The place hasn’t changed since the last time we were here. Still the same old smoke filled bar with good southern rock on a juke box. It’s a little crowded but not too bad. I find myself bobbing along with one of my fa
vorite songs as we look around to find where we want to sit. Heath points to the back where a few empty tables sit near the pool tables. I nod my head and follow behind him. My eyes go wide when I feel the pain of an extremely hard slap on my right butt cheek. I spin around enraged ready to kill the dumbass who did it. I see a wall of muscle on a smiling bearded man and it takes me a second before the rage subsides and I find myself smiling at Brantley, a bounty hunter and old boyfriend/fling/lover whatever he was, he was one of those.
I reach up and tug on his beard. “What’s with the beard?”
“Blending in…”
Still a man of few words I see. “What are you doing here?”
He smirks. “Blending in…”
Ahhh… he’s after a skip. “You’re in Brandy and James’ territory. They ain’t gonna like that.”
He shrugs. “Then they need to find him first…”
Still a cocky bastard. I liked that about him in the beginning but it grows old when he doesn’t offer much as far as conversation and then when he does it’s cocky as hell. Plus he doesn’t stay in one place long. He’d come through town stay a day or two then off on the road again and I’d see him a month or so later. He’s a true bounty hunter. He also only takes the big money skips so somebody around here must be worth a lot of money.
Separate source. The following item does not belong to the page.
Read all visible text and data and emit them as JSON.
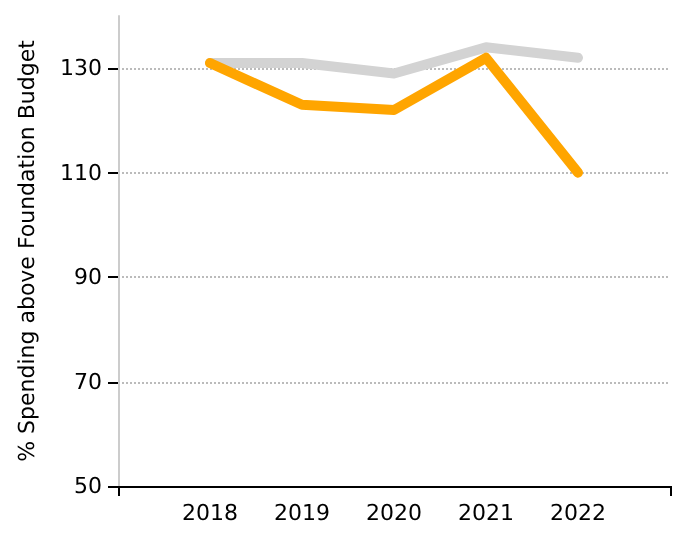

“It’s good to see you. Maybe we can have a drink in a bit,” I say as he leans over to hear what I’m saying over the juke box.
“I’ll come find you.”
I glance around and spot Heath watching me and looking at my bearded friend curious as to who he is. I look back to Brantley. “You in town long?” My eyes move to his mouth. He’s biting on the inside corner of his mouth. It’s the look he gives when he’s contemplating, thinking. When he doesn’t respond I give him a soft smile reaching up and patting his chest. “Come find me before you leave.”
He nods and I don’t look at what he’s staring at but his eyes are locked onto whoever he’s after. I turn away making my way over to where Heath is sitting. He already has a pitcher of beer and two glasses at the table.